Brasil tem mais de 5 mil estupradores de vulneráveis foragidos há quase 4 anos
Número representa 1,47% do total de ordens de prisão vigentes no país, que somam 386.560
Divulgação/PCBA
O Brasil tem atualmente 5.692 mandados de prisão em aberto por estupro de vulnerável, de acordo com levantamento feito pelo G1 com dados do Conselho Nacional de Justiça (CNJ). Esse número representa 1,47% do total de ordens de prisão vigentes no país, que somam 386.560 — destas, 240.352 são relacionadas a crimes, e 76.208 correspondem a questões de natureza cível, como inadimplência de pensão alimentícia.
Os dados mostram um cenário preocupante: a maior parte desses mandados está pendente há anos, com uma média de 3 anos e 10 meses desde a expedição. O caso mais antigo ainda em aberto remonta a 2005, no Estado do Ceará. Mais da metade dessas ordens de prisão refere-se a pessoas já condenadas em definitivo, ou seja, indivíduos que já foram julgados e não têm mais direito a recorrer da sentença.
Segundo o CNJ, 49% dos mandados de prisão por estupro de vulnerável são contra condenados definitivos, índice bem superior à média geral dos crimes em aberto no país, que é de 28,1%. Outros 59,1% referem-se a prisões preventivas ou em flagrante, o que demonstra a lentidão no cumprimento dessas ordens judiciais e a possibilidade de fuga de criminosos antes da efetiva punição.
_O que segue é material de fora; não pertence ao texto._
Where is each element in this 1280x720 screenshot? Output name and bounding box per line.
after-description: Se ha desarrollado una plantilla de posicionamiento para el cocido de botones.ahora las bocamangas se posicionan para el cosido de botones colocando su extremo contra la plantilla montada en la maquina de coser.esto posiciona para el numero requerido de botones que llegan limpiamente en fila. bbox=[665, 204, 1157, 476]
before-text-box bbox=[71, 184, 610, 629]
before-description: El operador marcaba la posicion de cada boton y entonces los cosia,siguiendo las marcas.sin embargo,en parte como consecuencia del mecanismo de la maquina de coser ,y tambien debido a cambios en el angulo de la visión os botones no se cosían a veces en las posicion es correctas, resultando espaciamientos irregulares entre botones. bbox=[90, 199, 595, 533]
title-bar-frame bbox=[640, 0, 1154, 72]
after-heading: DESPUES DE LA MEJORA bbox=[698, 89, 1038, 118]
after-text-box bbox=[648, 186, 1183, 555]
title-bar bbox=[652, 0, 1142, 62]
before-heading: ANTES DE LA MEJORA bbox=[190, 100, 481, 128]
Por que esses criminosos continuam soltos?
Para a promotora de Justiça Valéria Scarance, do Ministério Público de São Paulo e especialista em crimes sexuais, uma das razões para esse número elevado de mandados pendentes é a dificuldade na aceitação do depoimento das vítimas — principalmente crianças — como prova suficiente para justificar prisões preventivas no início do processo.
“Muitas vezes, a criança relata os abusos com detalhes, e o juiz questiona se ela não poderia estar inventando. Existe uma resistência em reconhecer o relato da vítima como prova consistente”, diz.
Segundo ela, essa postura faz com que as ordens de prisão sejam emitidas apenas após a condenação — quando o acusado já teve tempo para fugir ou se esconder. Scarance defende uma mudança de conduta no Judiciário.
“O ideal seria que esses indivíduos fossem presos temporariamente logo após a denúncia, com a prisão sendo convertida em preventiva depois. Isso evitaria muitas fugas e protegeria ainda mais as vítimas, especialmente porque os agressores, em sua maioria, são pessoas próximas das crianças, que continuam sob sua influência e ameaça enquanto eles estão soltos”, acrescenta.
Crime recorrente e dentro de casa
O estupro de vulnerável é definido pela legislação brasileira como o ato sexual ou atentado violento ao pudor contra crianças e adolescentes menores de 14 anos, ou contra pessoas sem discernimento para consentir, como pessoas com deficiência intelectual ou em estado de inconsciência. O Anuário Brasileiro de Segurança Pública registrou 64.237 casos de estupro de vulnerável em 2023, o que representa mais da metade de todos os estupros notificados no país naquele ano.
Os dados evidenciam que, na maioria dos casos, o agressor não é um estranho: 64,4% das vítimas de até 13 anos sofreram violência sexual cometida por familiares, enquanto 21,6% foram abusadas por conhecidos. Apenas 13,9% dos autores eram desconhecidos. Entre adolescentes com 14 anos ou mais, a tendência se mantém: 24,4% dos casos envolvem parceiros ou ex-parceiros, e 37,9% foram cometidos por parentes, indicando que o agressor, muitas vezes, está no convívio direto da vítima, o que reforça a urgência de políticas públicas e judiciais mais eficazes para prevenir a impunidade e garantir a segurança das vítimas.